Question

At 0 K, the molecule CO exists in two alternate arrangements (CO and OC) in the solid crystal. The value of the entropy is (where thermodynamic probability \( W = k^N \)):

• A. 5.76 J K\(^{-1}\) mol\(^{-1}\)
• B. 7.76 J K\(^{-1}\) mol\(^{-1}\)
• C. 9.76 J K\(^{-1}\) mol\(^{-1}\)
• D. 11.76 J K\(^{-1}\) mol\(^{-1}\)

Hint:

The entropy change for a system with multiple arrangements can be calculated using the Boltzmann formula \( S = k_B \ln W \).

Answer 1

The Correct Option is A

The entropy change due to a change in the number of available states is given by: \[ S = k_B \ln W \] For two possible arrangements (CO and OC), the thermodynamic probability \( W \) is: \[ W = 2 \text{(since there are two arrangements)} \] Thus, the entropy is: \[ S = k_B \ln 2 \] Where \( k_B = 1.38 \times 10^{-23} \, \text{J/K} \) is Boltzmann's constant.
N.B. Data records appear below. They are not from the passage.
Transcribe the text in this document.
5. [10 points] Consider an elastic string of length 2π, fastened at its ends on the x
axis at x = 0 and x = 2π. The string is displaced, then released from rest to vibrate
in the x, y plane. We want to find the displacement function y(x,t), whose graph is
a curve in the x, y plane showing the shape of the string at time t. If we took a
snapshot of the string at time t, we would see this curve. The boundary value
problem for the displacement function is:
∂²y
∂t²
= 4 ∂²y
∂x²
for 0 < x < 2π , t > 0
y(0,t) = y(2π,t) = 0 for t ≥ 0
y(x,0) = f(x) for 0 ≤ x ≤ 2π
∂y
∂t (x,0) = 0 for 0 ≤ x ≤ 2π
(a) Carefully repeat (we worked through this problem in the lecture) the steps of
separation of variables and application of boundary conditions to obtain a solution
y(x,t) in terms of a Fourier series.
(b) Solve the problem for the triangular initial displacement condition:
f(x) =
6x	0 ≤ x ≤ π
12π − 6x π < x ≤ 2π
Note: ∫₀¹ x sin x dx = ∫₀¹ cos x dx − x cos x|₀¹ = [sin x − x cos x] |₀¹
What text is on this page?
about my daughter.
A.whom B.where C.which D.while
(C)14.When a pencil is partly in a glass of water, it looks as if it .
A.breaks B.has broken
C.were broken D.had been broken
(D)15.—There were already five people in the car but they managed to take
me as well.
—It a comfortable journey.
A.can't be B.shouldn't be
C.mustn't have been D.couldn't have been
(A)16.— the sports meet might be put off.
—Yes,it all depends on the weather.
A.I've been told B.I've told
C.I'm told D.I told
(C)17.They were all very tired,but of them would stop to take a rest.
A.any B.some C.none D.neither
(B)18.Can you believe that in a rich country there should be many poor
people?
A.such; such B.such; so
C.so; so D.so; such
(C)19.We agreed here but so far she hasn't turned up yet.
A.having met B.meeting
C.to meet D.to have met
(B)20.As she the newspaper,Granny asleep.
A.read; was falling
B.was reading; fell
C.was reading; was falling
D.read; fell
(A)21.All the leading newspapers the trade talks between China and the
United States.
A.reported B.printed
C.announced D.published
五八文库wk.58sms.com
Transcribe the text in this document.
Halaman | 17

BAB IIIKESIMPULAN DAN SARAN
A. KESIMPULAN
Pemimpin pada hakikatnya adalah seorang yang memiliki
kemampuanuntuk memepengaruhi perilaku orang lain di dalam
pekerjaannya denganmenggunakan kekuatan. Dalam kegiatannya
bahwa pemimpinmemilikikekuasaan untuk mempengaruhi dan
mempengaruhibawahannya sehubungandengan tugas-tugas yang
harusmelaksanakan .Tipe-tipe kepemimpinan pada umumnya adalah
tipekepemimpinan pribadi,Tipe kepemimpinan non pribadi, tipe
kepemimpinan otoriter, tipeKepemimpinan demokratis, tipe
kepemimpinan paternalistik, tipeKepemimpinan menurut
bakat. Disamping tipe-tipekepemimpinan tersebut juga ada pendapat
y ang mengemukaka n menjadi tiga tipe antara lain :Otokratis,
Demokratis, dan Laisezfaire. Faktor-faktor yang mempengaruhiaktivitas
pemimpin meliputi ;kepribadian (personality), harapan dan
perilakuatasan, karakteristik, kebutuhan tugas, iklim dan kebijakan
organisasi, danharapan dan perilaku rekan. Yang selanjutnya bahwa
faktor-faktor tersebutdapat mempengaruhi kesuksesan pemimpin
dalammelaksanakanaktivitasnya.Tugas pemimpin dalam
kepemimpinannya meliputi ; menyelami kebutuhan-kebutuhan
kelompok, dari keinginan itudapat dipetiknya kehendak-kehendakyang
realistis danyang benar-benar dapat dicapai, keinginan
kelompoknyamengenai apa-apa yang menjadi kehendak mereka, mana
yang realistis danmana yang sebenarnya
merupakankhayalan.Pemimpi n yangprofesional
For 1 mol of CO: \[ S = 1.38 \times 10^{-23} \times \ln 2 \times N_A \] Where \( N_A = 6.022 \times 10^{23} \) (Avogadro's number). \[ S \approx 5.76 \, \text{J K}^{-1} \, \text{mol}^{-1} \] Final Answer: \[ \boxed{5.76 \, \text{J K}^{-1} \, \text{mol}^{-1}} \]